Hiç sevmediğim ama kamuoyunda yaygın kullanılan 'En kötü plan, plansızlıktan iyidir' lafının özetidir, son dönemde tartışılan Antalya'nın en gözde, nadide doğal, kültürel, tarihi zenginliklerin adeta merkezi olan Helenistik dönem ve Bizans dönemi izlerini taşıyan Olimpos Antik Kenti'ndeki planlar...


Aslına bakarsanız en kötü plan, plansızlıktan iyi falan değildir. Bu bir kolaycılıktır. Çünkü zordur, yanlışa dur demek. Hele ki siyasilerin, başkanların, bakanların genellikle tercih etmediği bir şeydir. Her yer işgal edilir, talan edilir, yağma edilir. Sonra da çıkar birisi sanki hiç dahili olmamış ya da sorumluluğu yokmuş gibi tıpkı bugün yaşadığımız şekilde 'Hadi bunları yasallaştıralım' derler...


Çünkü zor gelir yıkmak, kaçaklarla mücadele etmek.
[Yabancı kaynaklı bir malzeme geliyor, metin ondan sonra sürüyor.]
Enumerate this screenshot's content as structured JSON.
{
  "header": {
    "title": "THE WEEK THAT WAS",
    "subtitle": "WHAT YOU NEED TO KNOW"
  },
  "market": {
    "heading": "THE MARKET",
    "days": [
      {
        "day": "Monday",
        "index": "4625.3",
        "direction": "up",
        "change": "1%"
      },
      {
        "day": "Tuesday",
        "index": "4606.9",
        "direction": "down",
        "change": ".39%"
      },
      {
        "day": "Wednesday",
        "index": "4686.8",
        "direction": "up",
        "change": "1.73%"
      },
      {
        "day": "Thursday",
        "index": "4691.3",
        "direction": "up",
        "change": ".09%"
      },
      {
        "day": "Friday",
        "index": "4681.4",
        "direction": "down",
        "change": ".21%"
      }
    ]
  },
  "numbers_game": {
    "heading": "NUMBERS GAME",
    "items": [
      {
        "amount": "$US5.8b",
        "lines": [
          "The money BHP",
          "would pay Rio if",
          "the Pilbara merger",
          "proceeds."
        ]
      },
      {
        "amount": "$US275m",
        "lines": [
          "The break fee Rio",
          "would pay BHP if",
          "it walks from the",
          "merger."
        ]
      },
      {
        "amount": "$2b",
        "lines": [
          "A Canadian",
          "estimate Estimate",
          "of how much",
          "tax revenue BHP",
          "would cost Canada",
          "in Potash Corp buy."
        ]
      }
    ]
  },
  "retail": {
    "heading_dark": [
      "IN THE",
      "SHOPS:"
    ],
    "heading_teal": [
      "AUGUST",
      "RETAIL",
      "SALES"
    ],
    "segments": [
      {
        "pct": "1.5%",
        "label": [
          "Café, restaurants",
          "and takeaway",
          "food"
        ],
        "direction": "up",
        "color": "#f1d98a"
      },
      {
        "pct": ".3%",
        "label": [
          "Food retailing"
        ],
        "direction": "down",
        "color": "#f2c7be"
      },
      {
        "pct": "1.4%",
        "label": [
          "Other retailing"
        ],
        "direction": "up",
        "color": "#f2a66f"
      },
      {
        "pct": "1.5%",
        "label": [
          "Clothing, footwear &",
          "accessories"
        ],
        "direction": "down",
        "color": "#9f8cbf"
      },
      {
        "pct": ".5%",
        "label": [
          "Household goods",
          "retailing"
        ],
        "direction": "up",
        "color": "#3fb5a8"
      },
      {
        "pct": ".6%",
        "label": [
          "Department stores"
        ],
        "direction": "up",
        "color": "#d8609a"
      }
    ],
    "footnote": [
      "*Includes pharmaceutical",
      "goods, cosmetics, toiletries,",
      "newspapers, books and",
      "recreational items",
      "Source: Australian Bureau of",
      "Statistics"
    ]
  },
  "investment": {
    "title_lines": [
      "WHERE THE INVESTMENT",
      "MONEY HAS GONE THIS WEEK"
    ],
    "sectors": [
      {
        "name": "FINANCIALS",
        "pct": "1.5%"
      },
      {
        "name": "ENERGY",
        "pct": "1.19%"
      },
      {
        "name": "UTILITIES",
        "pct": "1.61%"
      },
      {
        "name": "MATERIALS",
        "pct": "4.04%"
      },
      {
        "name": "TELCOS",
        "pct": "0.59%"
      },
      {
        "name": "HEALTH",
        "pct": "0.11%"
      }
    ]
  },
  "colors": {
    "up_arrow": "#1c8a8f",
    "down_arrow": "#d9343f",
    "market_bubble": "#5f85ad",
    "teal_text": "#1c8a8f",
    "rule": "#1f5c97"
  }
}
Bedeli de siyaseten ağır olur denilir hep. Oysaki işgalciler, doğasever halkımızın yanında bir avuçtur esasen...


Ama kaçaklar genelde yasal hale getirilir...


Son 30 yıldır dünyanın akın akın koştuğu tatil bölgemiz Olimpos'ta da bu oldu. Hem ahşap hem beton yapılar bitti, mantar gibi. Elbette turizm adına doğayı tahrip etmeyen bir kontrollü yapılaşma kabulümüz. Ama o olmadı...


Tıpkı pekçok yerde olmadığı gibi...


Plansız alanda yapılaşma olunca, ortaya bir dizi sorun çıktı. Hem yerel yöneticiler kaçaklara hizmet götürmekten ve bu kaçakları kaldırmamaktan ötürü kusurlu hem de gerçekleşemeyen altyapı yatırımlarından dolayı insanlar mağdur...


Bir orta yol bulmak gerekliydi. Hemen bulundu ve kolay yol seçilirken, mevcut iki katlı yapılar, 24 hektarlık alanda yasalaştı. Tabi daha önce bunun için 2017'de 2. derece doğal sit alanından 3. derece doğal sit alanına düşürüldü planlama alanı...


Şimdi yetkililerden alınan, açıklamalardan görülen o ki beton yapılar ve 2 katı aşan ağaç bile olsa yapılar yıkılacak...


Planlama alanında da bundan sonra yapılacak yapılar yüzde 30 emsalle, ağaç yapılar olacak... 


Meslek odaları şuan için kolaycılık da olsa yapılanı olumlu buluyor. Çünkü ilk şık ütopik. Öyle ya hangi başkan, hangi siyasi kaçakları yıkma riskini alır...


Ne diyelim o zaman herkese hayırlı olsun...


Ama aklıma takılanları ben de soruyorum, 30 yıldır yapılan göz yumma ile gelinen durumun devam etmeyeceğinin garantisi var mı? 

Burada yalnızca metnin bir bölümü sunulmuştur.